Research is a seriously messy business. Relevant texts, facts, and figures appear at their own convenience (or so it seems). And, of course, the intrepid scholar frequently discovers that glaring gap in her resources only after she has begun actually working on her project.
For example:
1. Yesterday, I discovered that my old friend Emily Sarah Holt authored over three decades' worth of contributions to Notes & Queries, under the pseudonym of "Hermentrude." Luckily, my library actually has a number of Victorian periodicals in its holdings, including an entire run of N&Q. Granted, it's just a couple of additional sentences in the final article, but the information still fills out the elusive Miss Holt's profile; it confirms, for example, that she really did see herself as an active scholar. The notes & queries are on topics ranging from medieval history to marginalia to genealogy, and frequently relate to archival research; in fact, at the time of her death, she was working on a serious historical project, not a novel.

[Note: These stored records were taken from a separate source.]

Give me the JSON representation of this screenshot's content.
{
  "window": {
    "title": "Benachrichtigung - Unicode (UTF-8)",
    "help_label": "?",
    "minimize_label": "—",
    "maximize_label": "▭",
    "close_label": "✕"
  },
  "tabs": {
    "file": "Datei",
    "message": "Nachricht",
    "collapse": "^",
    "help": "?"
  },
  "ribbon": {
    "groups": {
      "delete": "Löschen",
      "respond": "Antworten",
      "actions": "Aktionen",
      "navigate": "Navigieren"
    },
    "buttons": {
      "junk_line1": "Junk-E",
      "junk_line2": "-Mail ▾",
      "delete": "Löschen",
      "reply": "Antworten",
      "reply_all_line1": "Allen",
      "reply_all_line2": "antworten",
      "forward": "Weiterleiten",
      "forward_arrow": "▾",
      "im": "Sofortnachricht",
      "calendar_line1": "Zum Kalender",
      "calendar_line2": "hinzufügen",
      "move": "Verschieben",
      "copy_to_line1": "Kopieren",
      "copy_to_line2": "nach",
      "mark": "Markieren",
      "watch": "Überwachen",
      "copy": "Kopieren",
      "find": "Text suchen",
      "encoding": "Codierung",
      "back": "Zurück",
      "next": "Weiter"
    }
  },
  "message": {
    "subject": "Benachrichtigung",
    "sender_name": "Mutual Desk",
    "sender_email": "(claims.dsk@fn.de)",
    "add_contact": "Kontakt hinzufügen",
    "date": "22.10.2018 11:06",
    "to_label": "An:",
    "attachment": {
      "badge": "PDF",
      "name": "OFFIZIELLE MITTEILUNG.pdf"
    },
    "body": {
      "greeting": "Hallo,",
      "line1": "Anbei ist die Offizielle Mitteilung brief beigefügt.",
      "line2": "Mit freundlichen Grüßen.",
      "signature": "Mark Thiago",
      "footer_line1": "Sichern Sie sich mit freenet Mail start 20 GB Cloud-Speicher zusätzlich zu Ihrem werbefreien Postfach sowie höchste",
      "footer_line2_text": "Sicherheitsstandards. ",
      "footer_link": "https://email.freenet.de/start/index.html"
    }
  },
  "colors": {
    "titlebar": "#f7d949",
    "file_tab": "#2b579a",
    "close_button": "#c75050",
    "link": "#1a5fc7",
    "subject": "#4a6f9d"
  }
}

2. Over the weekend, anyone who wandered past my humble abode might have heard a cry uncommon in Jewish households: "Rats! Not enough Catholics!" How's that, you inquire? I'm working on a conference paper (with an imminent due date) about how Mary Tudor--the "Bloody Mary" of Protestant legend--functions in Victorian historical narratives about the persecutions. Some time ago, John Drabble published an interesting article about the polemical revival of interest in Mary at the beginning of the nineteenth century [1]; I'm writing about the next phase of that revival, post-Emancipation and post-"Papal Aggression." One of the most important Victorian accounts of Mary, as it happens, belongs to the Catholic historian John Lingard. Lingard's History sold enormously well and went into numerous editions; its influence went well beyond the Catholic demographic, and made itself felt in the work of popular non-Catholic historians like the Strickland sisters. As one might expect, this "mainstreaming" of a prominent Catholic account in turn provoked angst among the more staunch Protestants of the time.
So what's with the "not enough Catholics"? I realized this weekend that my own project is badly overloaded with the Protestant side of affairs, even though my original intention was to play the various contending discourses against each other. While I have a number of High Church (or, at least, High Church-inflected) texts devoted to Mary I, Catholic texts have not exactly been piling themselves up at my feet. Hence another trip to the library--and the Wellesley Index--to find the missing Catholics. I promptly turned up a number of them in the Dublin Review, either writing about Mary themselves or criticizing prominent Protestants (e.g., Froude) on Mary; my next stop will have to be the Tablet. The Rambler, it seems, had virtually nothing to say on the subject. (One of the frustrating things about the smaller Catholic journals, as with most Victorian denominational periodicals, is that their indexes haven't been disseminated in easily accessible form. To find materials in The Lamp, for example, I'd have to travel to the nearest library that owns a run.) Meanwhile, I'm finding that Catholic books devoted to the Reformation era seem to cluster rather strangely: either they're early-to-mid-Victorian (1840s, 1850s) or very late (1890s). There are some general ecclesiastical histories, as well as a few large-scale histories of England for Catholics and their children, and I'm looking at those. But Cardinal Gasquet's work, for example, is so late as to be virtually irrelevant to the main thrust of my argument, although he probably will come in at the very end. Nevertheless, I can't say if this is an accident of cataloging or text preservation, as opposed to something in the historical wind; I suspect that poking around in, say, Notre Dame's collection will reveal a rather different picture. [Note to self: you really should schedule a research trip there at some point.]
[1] John Drabble, "Mary's Protestant Martyrs and Elizabeth's Catholic Traitors in the Age of Catholic Emancipation," Church History 51 (1982): 172-85.